Chicken has been the most successful category in modern foodservice.
Over the last two decades, it has steadily outperformed broader QSR and foodservice, winning on almost every dimension: affordability, health perception, unmatched versatility and cultural acceptance. No other protein delivers across all these areas.
The category is now entering a new strategic phase.
The structural advantages that made chicken successful have become democratised. The category is becoming increasingly crowded, and chicken is competing with chicken. In addition, consumers no longer see quality as a differentiator.

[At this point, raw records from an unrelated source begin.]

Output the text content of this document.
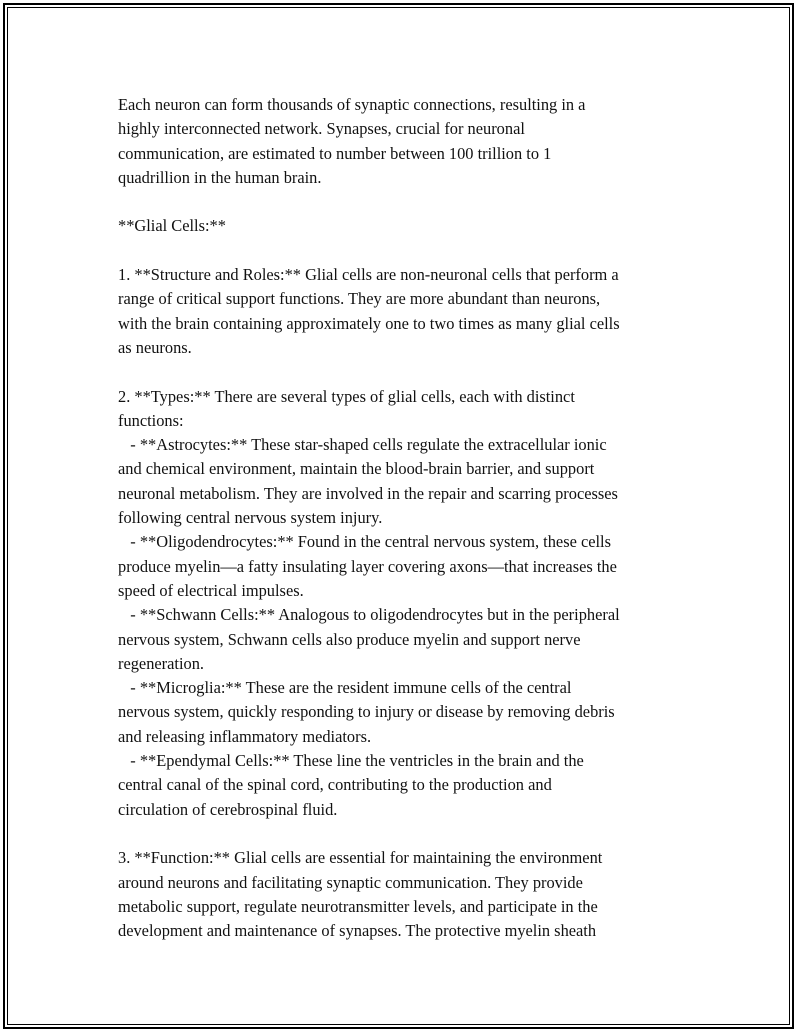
Each neuron can form thousands of synaptic connections, resulting in a
highly interconnected network. Synapses, crucial for neuronal
communication, are estimated to number between 100 trillion to 1
quadrillion in the human brain.
**Glial Cells:**
1. **Structure and Roles:** Glial cells are non-neuronal cells that perform a
range of critical support functions. They are more abundant than neurons,
with the brain containing approximately one to two times as many glial cells
as neurons.
2. **Types:** There are several types of glial cells, each with distinct
functions:
- **Astrocytes:** These star-shaped cells regulate the extracellular ionic
and chemical environment, maintain the blood-brain barrier, and support
neuronal metabolism. They are involved in the repair and scarring processes
following central nervous system injury.
- **Oligodendrocytes:** Found in the central nervous system, these cells
produce myelin—a fatty insulating layer covering axons—that increases the
speed of electrical impulses.
- **Schwann Cells:** Analogous to oligodendrocytes but in the peripheral
nervous system, Schwann cells also produce myelin and support nerve
regeneration.
- **Microglia:** These are the resident immune cells of the central
nervous system, quickly responding to injury or disease by removing debris
and releasing inflammatory mediators.
- **Ependymal Cells:** These line the ventricles in the brain and the
central canal of the spinal cord, contributing to the production and
circulation of cerebrospinal fluid.
3. **Function:** Glial cells are essential for maintaining the environment
around neurons and facilitating synaptic communication. They provide
metabolic support, regulate neurotransmitter levels, and participate in the
development and maintenance of synapses. The protective myelin sheath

This is now a baseline expectation; the premium for simply being good has disappeared.
As a result, differentiation and positioning will define future winners.
The US and UK offer an early glimpse of where the market may be heading. The fastest growth is no longer coming from traditional chicken specialists. Instead, growth is increasingly coming from elevated chicken brands and via broader QSR and food-to-go operators integrating chicken more aggressively into their core offer.
What we’re seeing in chicken is not unusual, and many mature foodservice categories have followed a similar journey. There is no shortage of mainstream coffee or pizza brands that have needed to innovate in response to challenges from both value and premium disruptors.
In Europe, the question is not whether chicken continues to grow, it is who captures that growth.
Our analysis suggests substantial headroom of c.2,500-3,000 additional branded chicken outlets by 2030 to fulfil future demand. In nearly all European markets, there is plenty of space for a #2 or #3 brand to emerge alongside traditional chicken specialists.
Looking ahead, we believe three winning chicken models will emerge:
1. Value Champions: brands that have historically won through lowest cost, simplicity and accessibility who should dial up flavour, texture and health cues to reinforce perceived value.
2. Flavour and Culture-led Disruptors: brands that combine standout flavour-obsessed products, customisation, brand identity and social relevance to create truly memorable chicken experiences.
3. ‘Chicken Minors’: brands where chicken is not the core proposition, but a powerful frequency driver that broadens occasions and reinforces what the brand is already known for.
The implication for CEOs is clear. Product alone will not be enough. In a category becoming more crowded and more fragmented, stronger positioning, greater brand relevance and advantaged operating models will increasingly define winners. Undifferentiated brands will be exposed to saturation and shakeout.